Seminars

Statistical inference after Selection with applications to Microarray Data analysis- What can we do to be statistically valid and efficient?

121
reads

Gene Hwang

2012-11-02
12:30:00 - 14:30:00

103 , Mathematics Research Center Building (ori. New Math. Bldg.)

Modern statistical applications often involve many parameters and the scientific interest often lies in estimating or making inference regarding the parameters that were selected by data.
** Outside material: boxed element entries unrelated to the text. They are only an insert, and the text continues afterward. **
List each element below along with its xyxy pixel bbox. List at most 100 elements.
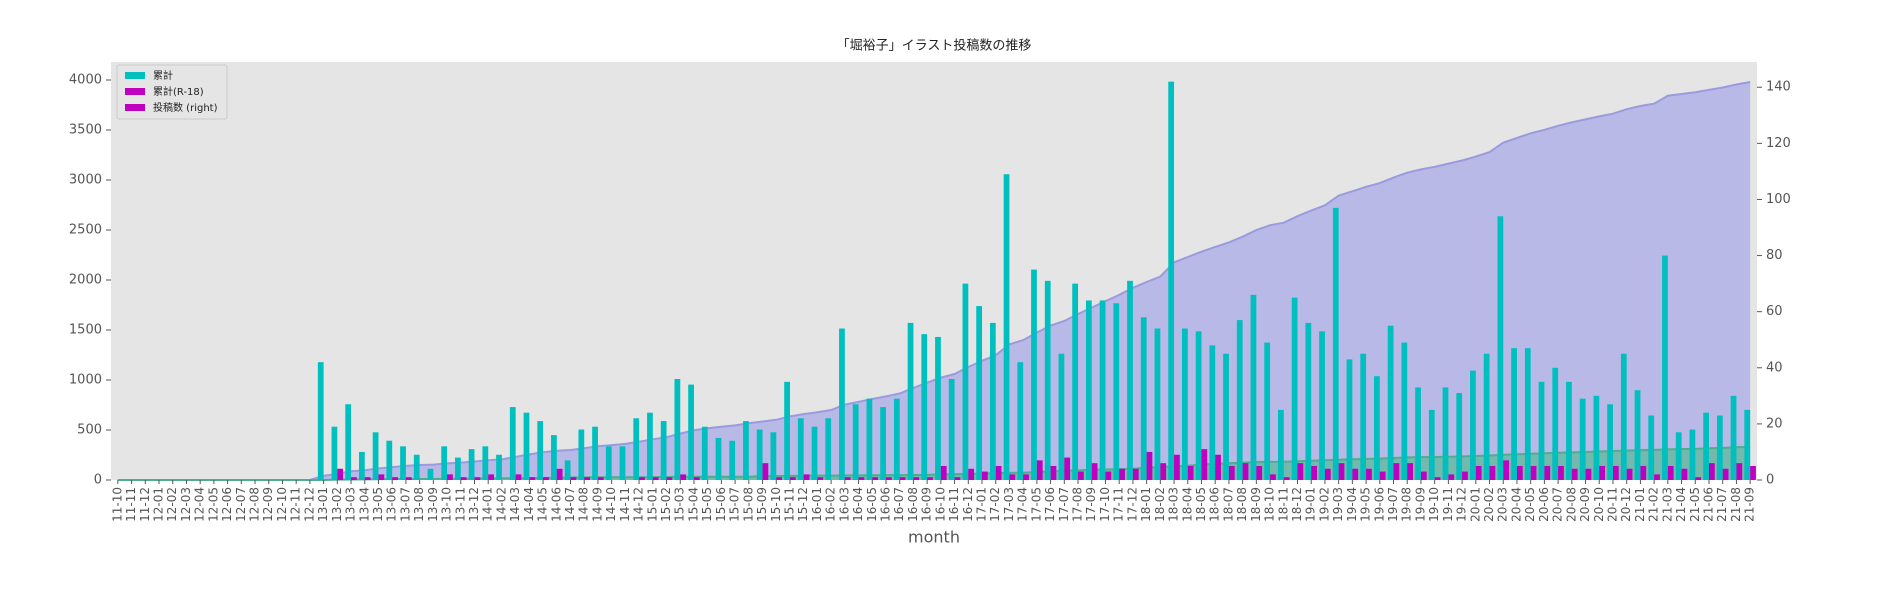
bar — [1571, 468, 1578, 480]
bar — [756, 429, 763, 480]
bar — [1023, 474, 1029, 480]
bar — [1044, 280, 1051, 480]
bar — [647, 412, 653, 480]
bar — [852, 404, 859, 480]
bar — [962, 283, 969, 480]
x-tick-label: 20-06 — [1537, 487, 1551, 522]
bar — [1544, 465, 1551, 480]
bar — [1393, 463, 1400, 480]
bar — [1689, 429, 1696, 480]
y-tick-label: 2500 — [69, 223, 102, 238]
x-tick-label: 16-10 — [933, 487, 947, 522]
bar — [1105, 471, 1112, 480]
x-tick-label: 13-12 — [467, 487, 481, 522]
x-tick-label: 16-02 — [824, 487, 838, 522]
bar — [940, 465, 947, 480]
y-tick-label: 3000 — [69, 173, 102, 188]
bar — [1215, 454, 1221, 480]
bar — [537, 421, 544, 480]
legend-swatch — [125, 88, 145, 95]
x-tick-label: 13-06 — [385, 487, 399, 522]
bar — [1160, 463, 1167, 480]
x-tick-label: 18-09 — [1249, 487, 1263, 522]
x-tick-label: 17-11 — [1112, 487, 1126, 522]
x-tick-label: 13-07 — [398, 487, 412, 522]
x-tick-label: 14-02 — [494, 487, 508, 522]
x-tick-label: 16-07 — [892, 487, 906, 522]
bar — [474, 477, 481, 480]
bar — [1324, 468, 1331, 480]
bar — [797, 418, 804, 480]
bar — [1352, 468, 1359, 480]
x-tick-label: 20-05 — [1523, 487, 1537, 522]
x-tick-label: 15-02 — [659, 487, 673, 522]
x-tick-label: 12-10 — [275, 487, 289, 522]
x-tick-label: 11-12 — [138, 487, 152, 522]
bar — [1634, 390, 1641, 480]
x-axis-label: month — [908, 528, 960, 547]
bar — [1036, 460, 1043, 480]
bar — [331, 426, 338, 480]
bar — [1516, 465, 1523, 480]
bar — [680, 474, 686, 480]
bar — [372, 432, 379, 480]
x-tick-label: 12-11 — [289, 487, 303, 522]
bar — [858, 477, 865, 480]
bar — [1154, 328, 1161, 480]
x-tick-label: 17-10 — [1098, 487, 1112, 522]
bar — [927, 477, 933, 480]
bar — [776, 477, 783, 480]
bar — [693, 477, 700, 480]
x-tick-label: 20-04 — [1509, 487, 1523, 522]
bar — [899, 477, 906, 480]
x-tick-label: 20-01 — [1468, 487, 1482, 522]
x-tick-label: 19-01 — [1304, 487, 1318, 522]
bar — [597, 477, 604, 480]
bar — [605, 446, 612, 480]
x-tick-label: 17-02 — [988, 487, 1002, 522]
bar — [872, 477, 879, 480]
x-tick-label: 15-12 — [796, 487, 810, 522]
x-tick-label: 12-07 — [234, 487, 248, 522]
x-tick-label: 16-04 — [851, 487, 865, 522]
bar — [1612, 465, 1619, 480]
y2-tick-label: 20 — [1766, 416, 1783, 431]
legend-swatch — [125, 72, 145, 79]
x-tick-label: 18-05 — [1194, 487, 1208, 522]
bar — [1708, 463, 1715, 480]
bar — [770, 432, 777, 480]
bar — [523, 412, 530, 480]
x-tick-label: 14-11 — [618, 487, 632, 522]
x-tick-label: 14-09 — [590, 487, 604, 522]
bar — [1182, 328, 1188, 480]
y-tick-label: 4000 — [69, 73, 102, 88]
bar — [1250, 294, 1257, 480]
x-tick-label: 15-11 — [782, 487, 796, 522]
bar — [1346, 359, 1353, 480]
bar — [839, 328, 845, 480]
x-tick-label: 21-07 — [1715, 487, 1729, 522]
x-tick-label: 16-09 — [920, 487, 934, 522]
bar — [1662, 255, 1668, 480]
bar — [1146, 451, 1153, 480]
bar — [660, 421, 667, 480]
x-tick-label: 19-09 — [1413, 487, 1427, 522]
x-tick-label: 21-09 — [1743, 487, 1757, 522]
x-tick-label: 17-03 — [1002, 487, 1016, 522]
x-tick-label: 12-08 — [248, 487, 262, 522]
bar — [1278, 409, 1284, 480]
x-tick-label: 17-12 — [1125, 487, 1139, 522]
bar — [1667, 465, 1674, 480]
bar — [1648, 415, 1655, 480]
x-tick-label: 16-03 — [837, 487, 851, 522]
bar — [460, 477, 467, 480]
bar — [976, 306, 983, 480]
bar — [378, 474, 385, 480]
bar — [1483, 353, 1490, 480]
x-tick-label: 16-05 — [865, 487, 879, 522]
bar — [652, 477, 659, 480]
x-tick-label: 17-08 — [1071, 487, 1085, 522]
bar — [1270, 474, 1276, 480]
bar — [1511, 348, 1517, 480]
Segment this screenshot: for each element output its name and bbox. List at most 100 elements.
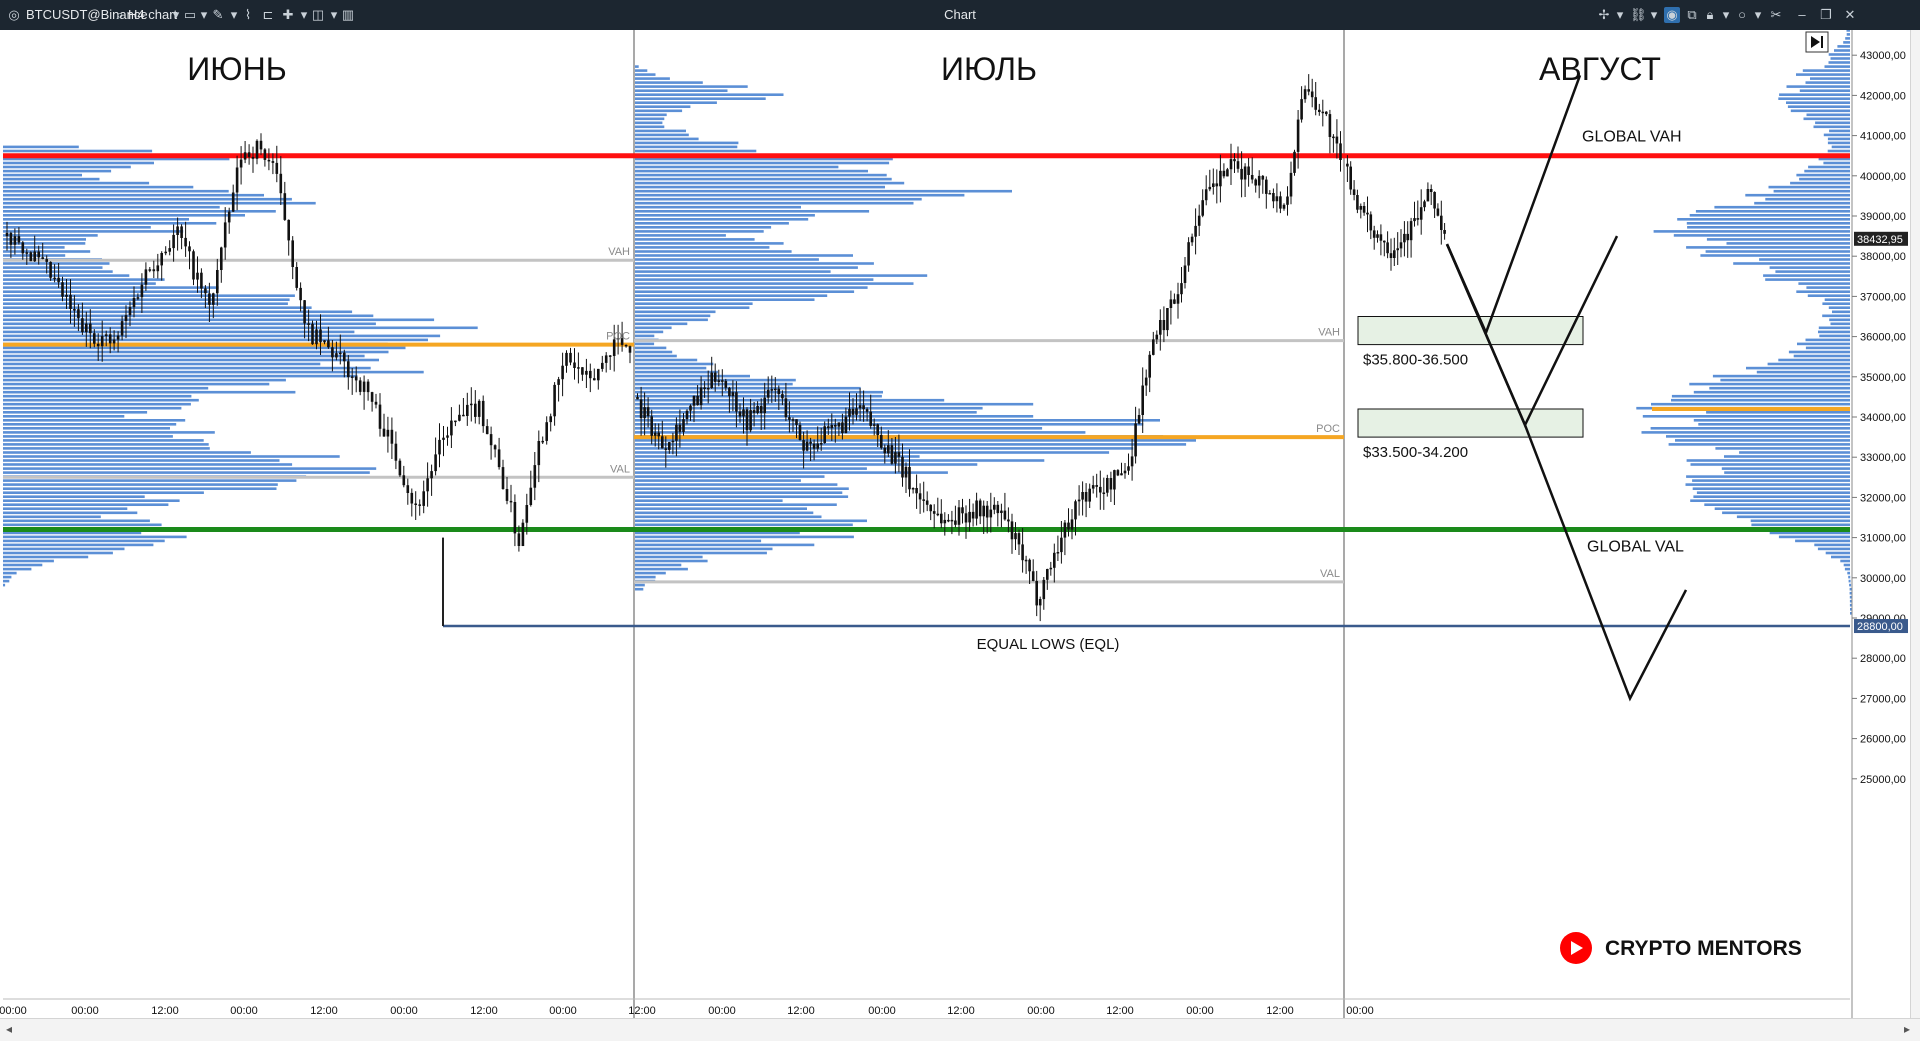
- brand-name: CRYPTO MENTORS: [1605, 937, 1802, 960]
- plus-icon[interactable]: ✚: [282, 7, 294, 22]
- chevron-down-icon[interactable]: ▾: [1616, 7, 1624, 22]
- chevron-down-icon[interactable]: ▾: [1650, 7, 1658, 22]
- search-icon[interactable]: ⌕: [116, 7, 124, 22]
- chevron-down-icon[interactable]: ▾: [300, 7, 308, 22]
- candle-body: [922, 499, 925, 501]
- profile-bar: [1675, 439, 1850, 442]
- close-icon[interactable]: ✕: [1844, 7, 1856, 22]
- profile-bar: [3, 555, 89, 559]
- price-badge: [1854, 619, 1908, 634]
- candle-body: [653, 432, 657, 436]
- profile-bar: [3, 535, 187, 539]
- candle-body: [569, 352, 572, 363]
- candle-body: [1433, 192, 1436, 209]
- profile-bar: [634, 205, 801, 209]
- chevron-down-icon[interactable]: ▾: [1722, 7, 1730, 22]
- chart-type-select[interactable]: H4 chart: [128, 7, 178, 22]
- candle-body: [267, 159, 271, 162]
- candle-body: [1219, 170, 1222, 187]
- candle-body: [1275, 196, 1279, 202]
- candle-body: [454, 420, 457, 423]
- chevron-down-icon[interactable]: ▾: [200, 7, 208, 22]
- candle-body: [1148, 354, 1151, 378]
- profile-bar: [634, 222, 789, 225]
- profile-bar: [634, 463, 978, 466]
- profile-bar: [1671, 398, 1850, 402]
- horizontal-scrollbar[interactable]: ◂ ▸: [0, 1018, 1920, 1041]
- vertical-scrollbar[interactable]: [1910, 30, 1920, 1018]
- indicator-icon[interactable]: ⌇: [244, 7, 252, 22]
- maximize-icon[interactable]: ❐: [1820, 7, 1832, 22]
- price-chart[interactable]: VAH POC VAL VAH POC VAL $35.800-36.500 $33.500-…: [0, 30, 1910, 1018]
- price-axis: 25000,0026000,0027000,0028000,0029000,00…: [0, 30, 1908, 1018]
- candle-body: [1339, 143, 1342, 160]
- profile-bar: [634, 427, 1043, 430]
- app-logo-icon[interactable]: ◎: [8, 7, 20, 22]
- symbol-label[interactable]: BTCUSDT@Binance: [26, 7, 148, 22]
- copy-icon[interactable]: ⧉: [1687, 7, 1697, 22]
- tools-icon[interactable]: ✂: [1770, 7, 1782, 22]
- candle-body: [1155, 334, 1159, 340]
- template-icon[interactable]: ⊏: [262, 7, 274, 22]
- candle-body: [5, 232, 9, 237]
- crosshair-icon[interactable]: ✢: [1598, 7, 1610, 22]
- candle-body: [1409, 221, 1413, 241]
- profile-bar: [3, 193, 264, 197]
- layout-icon[interactable]: ◫: [311, 7, 325, 22]
- circle-icon[interactable]: ○: [1738, 7, 1746, 22]
- chevron-down-icon[interactable]: ▾: [172, 7, 180, 22]
- profile-bar: [1724, 455, 1850, 458]
- profile-bar: [3, 330, 355, 334]
- candle-body: [851, 408, 855, 415]
- chevron-down-icon[interactable]: ▾: [230, 7, 238, 22]
- candle-body: [1070, 519, 1074, 530]
- scroll-right-icon[interactable]: ▸: [1904, 1022, 1911, 1036]
- chevron-down-icon[interactable]: ▾: [1754, 7, 1762, 22]
- profile-bar: [634, 185, 885, 189]
- candle-body: [481, 400, 485, 427]
- candle-body: [968, 511, 971, 523]
- profile-bar: [3, 354, 365, 358]
- profile-bar: [634, 274, 928, 277]
- candle-body: [434, 454, 437, 472]
- candle-body: [1233, 159, 1236, 162]
- lock-icon[interactable]: 🔒︎: [1706, 7, 1714, 22]
- camera-icon[interactable]: ◉: [1664, 7, 1680, 23]
- profile-bar: [1763, 274, 1850, 277]
- profile-bar: [1840, 559, 1850, 563]
- profile-bar: [634, 181, 905, 185]
- profile-bar: [1668, 443, 1850, 446]
- candle-body: [1222, 170, 1226, 177]
- profile-bar: [634, 294, 828, 297]
- profile-bar: [3, 362, 321, 366]
- candle-body: [1328, 114, 1332, 137]
- chevron-down-icon[interactable]: ▾: [330, 7, 338, 22]
- candle-body: [85, 323, 88, 333]
- candle-body: [81, 318, 84, 333]
- profile-bar: [3, 575, 12, 579]
- minimize-icon[interactable]: –: [1798, 7, 1806, 22]
- candle-body: [1352, 189, 1356, 195]
- chart-style-icon[interactable]: ▭: [183, 7, 197, 22]
- profile-bar: [3, 238, 86, 241]
- profile-bar: [634, 483, 838, 486]
- scroll-left-icon[interactable]: ◂: [6, 1022, 13, 1036]
- profile-bar: [1677, 218, 1850, 221]
- candle-body: [1396, 248, 1399, 251]
- candle-body: [932, 511, 936, 514]
- profile-bar: [634, 254, 853, 257]
- profile-bar: [3, 145, 79, 149]
- pencil-icon[interactable]: ✎: [212, 7, 224, 22]
- candle-body: [1187, 242, 1190, 266]
- candle-body: [426, 478, 429, 492]
- profile-bar: [1813, 125, 1850, 129]
- panel-icon[interactable]: ▥: [341, 7, 355, 22]
- candle-body: [223, 222, 227, 248]
- link-icon[interactable]: ⛓: [1630, 7, 1647, 22]
- candle-body: [505, 489, 509, 501]
- time-tick-label: 00:00: [549, 1005, 577, 1017]
- profile-bar: [1706, 411, 1850, 414]
- candle-body: [982, 505, 985, 517]
- profile-bar: [3, 173, 82, 177]
- candle-body: [940, 513, 943, 524]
For example ,in microarray data analysis, statistical inference for the parameters corresponding to the most significant genes is of great interest. This type of statistical inference is called post selection statistical inference. We shall assume that no further data are collected which happens often. Hence the same data used for selection is now used for statistical inference. This problem is becoming increasingly important in recent years. Naive statistical inference ignoring the selection causes severe bias especially in the large p small n (i.e. large population size and small sample size) scenario. Bonferroni type procedures are valid for post selection inference, but are very conservative. We shall demonstrate how Empirical Bayes Bayes procedures including estimators and confidence intervals are superior to the Naive and the Bonferroni's procedure. The Empirical Bayes (Lindley-James- Stein) estimator has virtually no selection bias. The empirical Bayes interval centered at the empirical Bayes estimator is short and is valid for post selection inference in the sense that its coverage probabilities with respect to a class of priors are numerically shown to be above a nominal level. We shall report applications of the proposed intervals to Microarray data and it time allows, we shall report results relating to false coverage rate (FCR), which parallels false discovery rate (FDR) for hypothesis testing.